Was soll mir das bringen?« Doch in den vergangenen Monaten hat sich
ihre Einstellung langsam geändert. »Erst dachte ich, die hindern
mich am wahren Leben, doch irgendwann habe ich kapiert, dass sie
mir im Gegenteil dabei helfen. Ich glaube jetzt an das, was mir
guttut.« Und das Kloster hat ihr gutgetan, Magdalena kann es an
Ninas Augen sehen, sie sind nicht mehr auf der Suche, sondern
schauen nach innen, auf sich selbst.
Magdalena pflückt ein gelbes Blatt von einem der
Pomeranzenbäumchen, die um die Tische in ihren Töpfen verteilt
sind, und plötzlich kommen ihr die Tränen, einfach so. Weil Matteos
Geruch so köstlich an ihrer Haut haftet, weil die Sonne scheint,
weil sie Tizianos leise Schritte unter den Pinien kommen hört, weil
sie in diesem Moment, der gleich vorbei sein wird, so vollkommen
glücklich ist. Sie muss an Heidi denken, auch sie weinte angeblich
schnell vor Rührung und Glück, wenn ihr etwas gefiel. Durch
Tizianos Schilderungen hat sich Heidi in Magdalena ausbreiten
können, sie ist in ihr gewachsen, ein Geschöpf, das sie nun immer
begleitet. Magdalena lacht leise auf.
Vielleicht hat sie mich damit sogar angesteckt, fast dreißig Jahre
nach ihrem Tod!
»Das liebte ich an ihr«, hatte Tiziano erzählt,
»wenn ihre Augen sich mit Tränen füllten, nur weil der Mond tief
und rund über dem Meer hing oder ich ihr die Haare mit
Mineralwasser ausspülte. Und dann lachte sie wieder über meine
Witze und versuchte sie nachzuerzählen. Sie war so unabhängig und
selbstständig im Denken, wie ich es seither bei keiner Frau mehr
erlebt habe. Für mich war sie etwas ganz Besonderes. Und das wird
sie immer bleiben.«
Magdalena wischt sich über die Augen. »Also, wer
kommt alles zur Eröffnung?«, fragt sie Matteo.

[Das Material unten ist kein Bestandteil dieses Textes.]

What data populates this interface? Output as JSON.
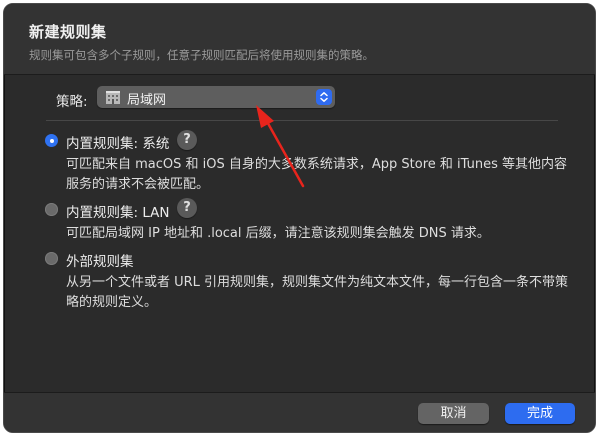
{
  "dialog": {
    "title": "新建规则集",
    "subtitle": "规则集可包含多个子规则，任意子规则匹配后将使用规则集的策略。"
  },
  "policy": {
    "label": "策略:",
    "selected": "局域网",
    "icon": "building-icon"
  },
  "options": [
    {
      "label": "内置规则集: 系统",
      "checked": true,
      "has_help": true,
      "description_lines": [
        "可匹配来自 macOS 和 iOS 自身的大多数系统请求，App Store 和 iTunes 等其他内容",
        "服务的请求不会被匹配。"
      ]
    },
    {
      "label": "内置规则集: LAN",
      "checked": false,
      "has_help": true,
      "description_lines": [
        "可匹配局域网 IP 地址和 .local 后缀，请注意该规则集会触发 DNS 请求。"
      ]
    },
    {
      "label": "外部规则集",
      "checked": false,
      "has_help": false,
      "description_lines": [
        "从另一个文件或者 URL 引用规则集，规则集文件为纯文本文件，每一行包含一条不带策",
        "略的规则定义。"
      ]
    }
  ],
  "help_symbol": "?",
  "buttons": {
    "cancel": "取消",
    "done": "完成"
  },
  "colors": {
    "accent": "#2d6cf0",
    "annotation_arrow": "#e8241c"
  }
}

»Moment. Lass uns meine Liste noch mal
durchgehen. Rudolf und Rosemarie? Stehen hier bei mir noch mit
einem Fragezeichen. Die Senioren von heute haben ja kaum noch Zeit
und kutschieren ständig durch die Welt …«
Magdalena nickt. Rosemarie und Rudi hatten das
Haus auf Giglio renoviert, die Wolgakreuzfahrt nachgeholt und waren
inzwischen zusammengezogen.
»Irgendwie habe ich Rudi für immer in unserem
Hausmeisterhäuschen gesehen, ich habe mir gar keine andere Zukunft
für ihn vorstellen können.«
»Und für dich?«
»Für mich habe ich mir schon immer einen ganz
wunderbaren Mann vorgestellt, einen, der alles kann, bis auf
Boccia.«
»Dann müssen wir wohl eine Runde spielen, damit
ich dir das Gegenteil beweisen kann. Ich habe extra neue Kugeln
gekauft, falls du die eine oder andere bei Bedarf an die Mauer
knallen möchtest.«
Magdalena grinst. »Sehr aufmerksam. Aber meine
Zerstörungswut hat doch schwer nachgelassen, obwohl du sie doch
ganz besonders geliebt hast an mir, oder?!«
»Ich liebe alles an dir!«
Mit Schwung klappt Magdalena das Buch in Matteos
Händen zu und klemmt ihm dabei um ein Haar beide Daumen ein.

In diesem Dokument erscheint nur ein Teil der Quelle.